Jedna trzecia populacji pszczół w Wyrzece zmarła na skutek zatrucia.
W jednym z ostatnich wydań „Tygodnika Śremskiego” pisaliśmy o ogólnopolskim projekcie ochrony pszczół, do którego przystąpiła gmina Śrem. Ma on za zadnie zwiększyć wrażliwość ludzi na los tych małych owadów, od których zależy niemalże całe życie na naszej planecie. Jeden z okolicznych pszczelarzy z przekąsem opowiadał o tej akcji ratowania pszczół, kiedy sam musi walczyć o przetrwanie swojej pasieki.

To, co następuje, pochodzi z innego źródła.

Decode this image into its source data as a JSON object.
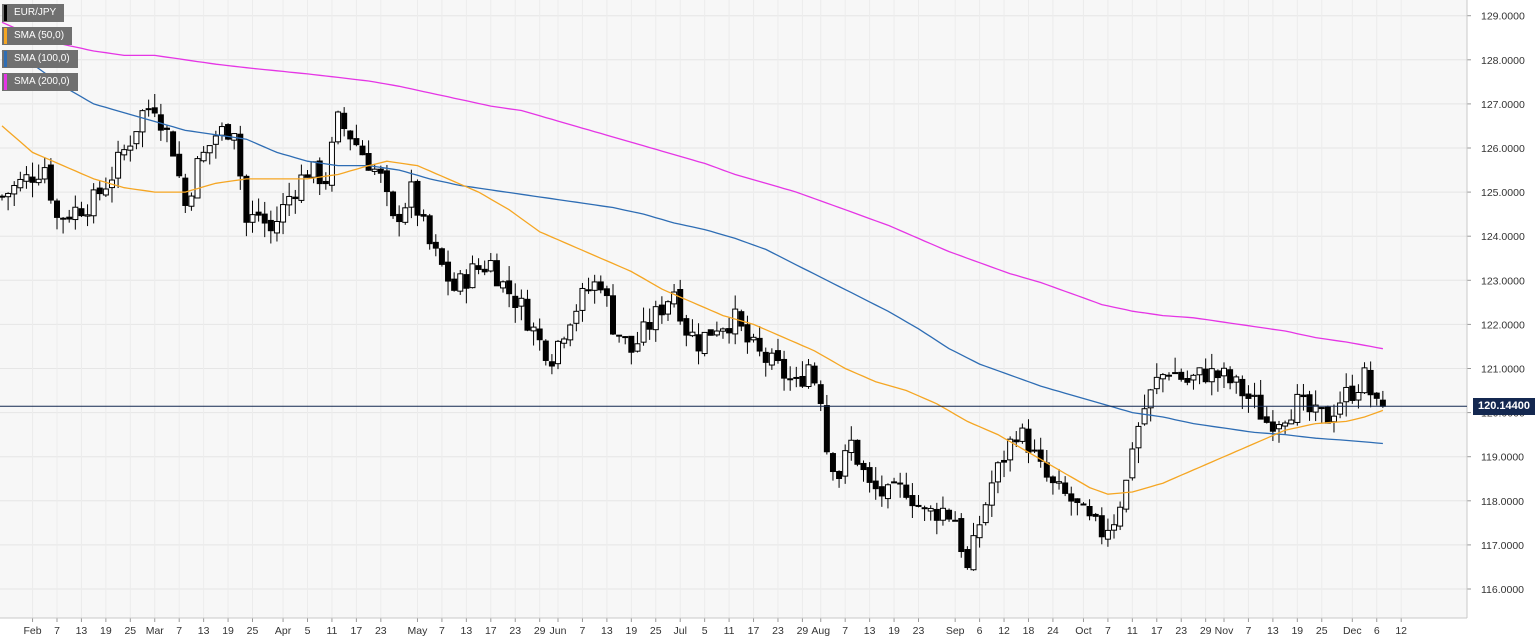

- W zeszłym roku było dokładnie to samo - mówił pan Bronisław, pszczelarz z Wyrzeki. Jak się okazało, najprawdopodobniej przez użycie niewłaściwych substancji chemicznych do ochrony pół, ktoś wytruł panu Bronisławowi jedną trzecią populacji jego pszczół.
- Kiedy zobaczyłem że owady znowu padają, ruszyłem aby objechać okolicę w poszukiwaniu truciciela. Niestety, nie udało mi się dojść do tego kto to robi - mówił pszczelarz z Wyrzeki. Ze względu na te problemy w utrzymaniu pasieki, pan Bronisław nie wyklucza nawet jej likwidacji.
- Owszem, policja i gmina interesują się, przyjechali sporządzić raport, ale i tak wiem że nic z tego nie będzie - powiedział z rezygnacją w głosie pan Bronisław. - Każda takie nieszczęście związane jest z dodatkowymi kosztami, które ciężko co roku ponosić.